The problem increases when different networks need to be evaluated in parallel for different tasks (e.g. for speech and speaker recognition) or, in the case of multimodal classification, for different sensors.

As a result, these networks often have to use powerful computers to make predictions in a distributed manner, following which the predictions are then aggregated again. In the context of embedded systems or mobile devices, the use of cloud technologies is therefore inevitable. The negative aspects associated with this are higher latency and an Internet connection that is not permanently available (e.g. in the automotive sector).

For real-time-critical systems, calculations performed by neural networks are not guaranteed. In addition, increased data volumes put a strain on the infrastructure and have led to growing doubts about data security. Consequently, local inference using neural networks is an important area of research, especially on embedded systems (DSP, SoC, TPU).

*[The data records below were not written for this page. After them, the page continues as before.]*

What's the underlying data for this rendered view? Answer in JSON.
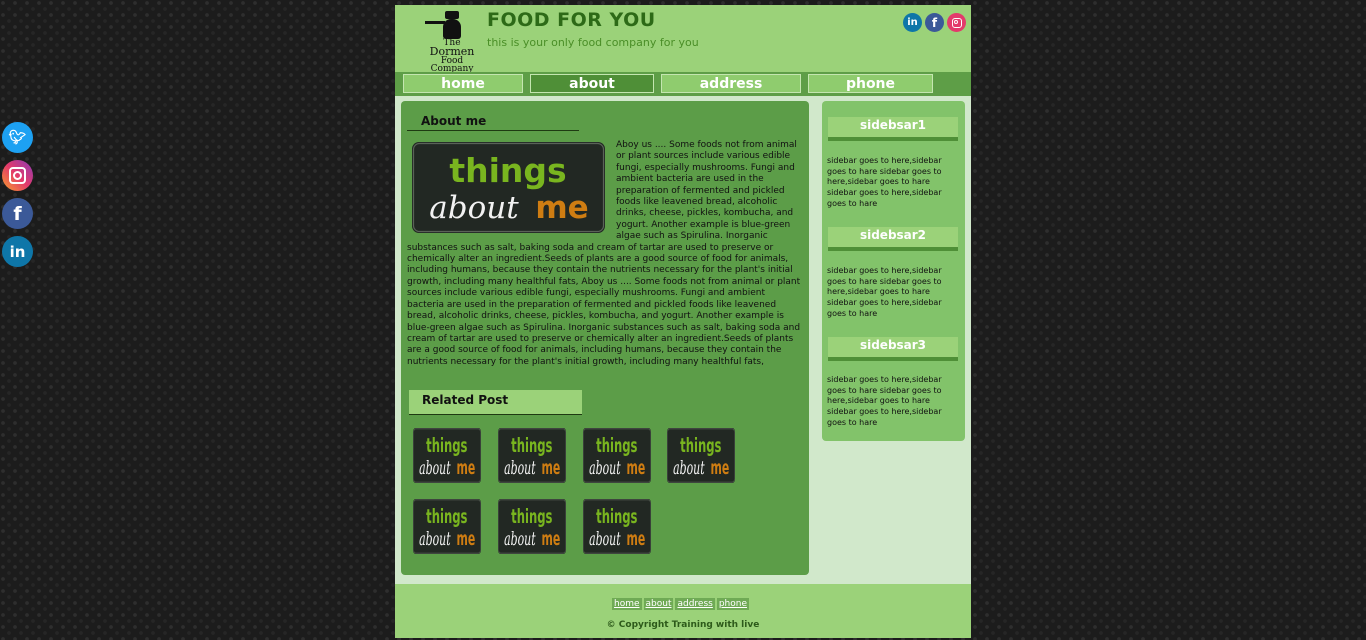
{
  "side_social": {
    "icons": [
      "twitter-icon",
      "instagram-icon",
      "facebook-icon",
      "linkedin-icon"
    ],
    "colors": {
      "twitter": "#1da1f2",
      "instagram": "#e33a6b",
      "facebook": "#3b5998",
      "linkedin": "#0e76a8"
    }
  },
  "header": {
    "logo_text": [
      "The",
      "Dormen",
      "Food Company"
    ],
    "title": "FOOD FOR YOU",
    "tagline": "this is your only food company for you",
    "social_icons": [
      "linkedin-icon",
      "facebook-icon",
      "instagram-icon"
    ]
  },
  "nav": {
    "items": [
      "home",
      "about",
      "address",
      "phone"
    ],
    "active": "about"
  },
  "main": {
    "about_heading": "About me",
    "about_image": {
      "line1": "things",
      "line2a": "about",
      "line2b": "me"
    },
    "about_text": "Aboy us .... Some foods not from animal or plant sources include various edible fungi, especially mushrooms. Fungi and ambient bacteria are used in the preparation of fermented and pickled foods like leavened bread, alcoholic drinks, cheese, pickles, kombucha, and yogurt. Another example is blue-green algae such as Spirulina. Inorganic substances such as salt, baking soda and cream of tartar are used to preserve or chemically alter an ingredient.Seeds of plants are a good source of food for animals, including humans, because they contain the nutrients necessary for the plant's initial growth, including many healthful fats, Aboy us .... Some foods not from animal or plant sources include various edible fungi, especially mushrooms. Fungi and ambient bacteria are used in the preparation of fermented and pickled foods like leavened bread, alcoholic drinks, cheese, pickles, kombucha, and yogurt. Another example is blue-green algae such as Spirulina. Inorganic substances such as salt, baking soda and cream of tartar are used to preserve or chemically alter an ingredient.Seeds of plants are a good source of food for animals, including humans, because they contain the nutrients necessary for the plant's initial growth, including many healthful fats,",
    "related_heading": "Related Post",
    "related_count": 7
  },
  "sidebar": {
    "sections": [
      {
        "title": "sidebsar1",
        "text": "sidebar goes to here,sidebar goes to hare sidebar goes to here,sidebar goes to hare sidebar goes to here,sidebar goes to hare"
      },
      {
        "title": "sidebsar2",
        "text": "sidebar goes to here,sidebar goes to hare sidebar goes to here,sidebar goes to hare sidebar goes to here,sidebar goes to hare"
      },
      {
        "title": "sidebsar3",
        "text": "sidebar goes to here,sidebar goes to hare sidebar goes to here,sidebar goes to hare sidebar goes to here,sidebar goes to hare"
      }
    ]
  },
  "footer": {
    "links": [
      "home",
      "about",
      "address",
      "phone"
    ],
    "copyright": "© Copyright Training with live"
  },
  "colors": {
    "page_bg": "#1c1c1c",
    "header_green": "#9bd279",
    "nav_green": "#5e9e47",
    "content_green": "#5c9d48",
    "sidebar_green": "#82c36a",
    "title_green": "#2d6a17"
  }
}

For the reasons mentioned above, the market leaders for cloud solutions and smartphones are working to develop on-device solutions, using special hardware where required.  Examples of this include Apple (CoreML on A13), as well as Amazon and Google, which have been increasingly working on local solutions for their digital assistants since last year. There is growing interest in the use of machine learning in safety-critical and real-time systems or for processing particularly sensitive data.

In these areas, hardware-aware AI on embedded systems is of particular importance. This research project focuses on memory and computational optimization of neural networks for use on embedded systems and addresses the question of how different neural networks can be replaced by or merged to create a single network. Furthermore, it examines the extent to which additional resources can be saved by suitably incorporating compression approaches.